Me calmé y le di mi número. Me dijo que me
llamaría más tarde. Al colgar, Jill se echó a reír y tuve que
reírme con ella. Luego, caímos uno en brazos del otro, con las
lágrimas corriéndonos por las mejillas, por lo divertido que
resultaba aquello, y me costó mucho trabajo ponerme serio,
conteniendo la risa de modo que pudiera contestar al teléfono
cuando sonara. Al recibirse la llamada del funcionario de guardia,
éste me dijo:
—Irá un funcionario, pero tardará cosa de
media hora, ya que tiene que vestirse. Si ha de pasar ahí la noche,
¿hay algún lugar donde pueda acostarse?
—Pues claro.
—Está bien.
Besé a Jill, borrándole sus lágrimas de la
cara. Los dos conteníamos la risita.
—Debo quedarme, para ver qué pasa con mis
cien mil —dijo—. Pero he de vestirme. Mi ropa está en tu
habitación.
Fuimos allí, pero antes de que pudiera
vestirse tuvo que desvestirse y, claro, hube de ayudarle. Muy
pronto estuvo desnuda. Era la segunda vez que la veía así, y fue
maravilloso sentarnos en la cama, atraerla hacia mí y besarla en
toda suerte de sitios maravillosos. A ella no pareció importarle, y
hasta me ayudó un par de veces, acercándome cosas que se me habían
escapado la primera vez. Pero luego retrocedió y empezó a ponerse
prendas: bragas, panties y vestido. Se dirigió a la cocina, tomó
sus chanclos y los volvió a poner en el coche. Luego regresó y tomó
su abrigo nuevo del armario de la habitación pequeña, lo llevó al
salón y lo arrojó sobre una silla. Por último, se sentó en el sofá
y me atrajo hacia sí. Pero, de repente, como asustada, se levantó
de un salto y me dijo:
—Si ese funcionario de la Policía va a
dormir aquí, en la habitación de la señora Howell, tendremos que
poner sábanas a la cama. ¿Tienes algunas?
Le dije que creía que había algunas en el
armario de arriba, y subimos corriendo para encontrarlas. Menos mal
que las había, y una funda de almohada, y bajamos de prisa otra vez
para hacer la cama. Cuando Jill hubo terminado, y nos dirigíamos ya
al sofá, un coche frenó fuera. Abrí la puerta y vi a Mantle apearse
del vehículo.
—Bueno —le saludé—, ¡qué agradable
sorpresa!
—Puede que lo sea para usted
—refunfuñó.
—Lo siento, he estado muy nervioso.
Entró, y cuando vio a Jill se animó un
poco.
—Hablando de sorpresas agradables —le dijo,
estrechándole la mano—, creo que ésta es una.

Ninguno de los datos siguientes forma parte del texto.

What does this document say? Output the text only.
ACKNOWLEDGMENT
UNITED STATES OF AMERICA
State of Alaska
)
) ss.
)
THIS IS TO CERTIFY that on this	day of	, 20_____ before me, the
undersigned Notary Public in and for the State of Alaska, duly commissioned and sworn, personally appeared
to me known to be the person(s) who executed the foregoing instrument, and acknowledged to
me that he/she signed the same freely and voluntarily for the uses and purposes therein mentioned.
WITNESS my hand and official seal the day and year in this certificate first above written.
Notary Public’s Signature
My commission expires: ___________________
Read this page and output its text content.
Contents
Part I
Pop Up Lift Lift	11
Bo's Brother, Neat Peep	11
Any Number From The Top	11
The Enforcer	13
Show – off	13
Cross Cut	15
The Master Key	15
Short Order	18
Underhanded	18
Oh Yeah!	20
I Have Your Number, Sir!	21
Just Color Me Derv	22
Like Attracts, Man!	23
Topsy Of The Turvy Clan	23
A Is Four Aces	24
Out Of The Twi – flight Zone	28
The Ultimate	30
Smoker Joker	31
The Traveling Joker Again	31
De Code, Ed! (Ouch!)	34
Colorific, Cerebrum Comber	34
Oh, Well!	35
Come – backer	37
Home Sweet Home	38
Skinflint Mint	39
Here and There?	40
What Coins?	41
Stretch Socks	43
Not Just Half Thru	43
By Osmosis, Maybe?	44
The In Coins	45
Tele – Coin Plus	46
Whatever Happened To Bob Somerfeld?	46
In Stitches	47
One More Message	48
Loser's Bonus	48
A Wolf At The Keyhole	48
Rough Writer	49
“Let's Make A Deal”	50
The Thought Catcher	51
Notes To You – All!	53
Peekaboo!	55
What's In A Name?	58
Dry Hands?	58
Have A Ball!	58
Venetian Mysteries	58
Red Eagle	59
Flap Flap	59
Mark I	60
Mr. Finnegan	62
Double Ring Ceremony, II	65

—Mantle, el ayudante del sheriff.
Nos sentamos, y yo le ofrecí algo de beber,
pero él declinó, alegando que estaba de servicio. Le propuse comer
algo, pero también lo rechazó. Luego me hizo algunas preguntas
sobre el «merodeador», como él lo llamaba, ya que el funcionario de
guardia se lo había contado todo. Pareció quedarse un poco perplejo
al escuchar nuestro relato acerca del bote.
—Pues si usted está sorprendido, imagine
nosotros... —comenté.
—Para mí, esto carece de sentido —intervino
Jill—. ¿Qué demonios...?
—Bueno, ya veremos por la mañana —concluyó,
bostezando de un modo que parecía indicar que daba por terminado el
asunto aquella noche.
Yo me ofrecí a mostrarle su habitación, y él
me replicó que, como estaba de servicio, «no podía acostarse», pero
que tal vez se echaría un rato, «aunque, claro, me quitaré los
zapatos».
Abrí la puerta de la habitación de mamá y,
de pronto, Mantle dijo:
—¡Oh! Por poco me olvido. El funcionario me
informó de que usted no tenía ninguna arma, ahora que tenemos en
depósito la suya, así que le he traído una para que la sustituya
temporalmente. Estoy de acuerdo con que dada la mucha publicidad
con que la televisión y la prensa han rodeado este asunto, usted
necesita algo de lo que pueda echar mano en caso de necesidad. Le
he traído un fusil que tenemos en la oficina. Es viejo, como el
suyo. Voy a buscarlo y puede quedárselo, de momento.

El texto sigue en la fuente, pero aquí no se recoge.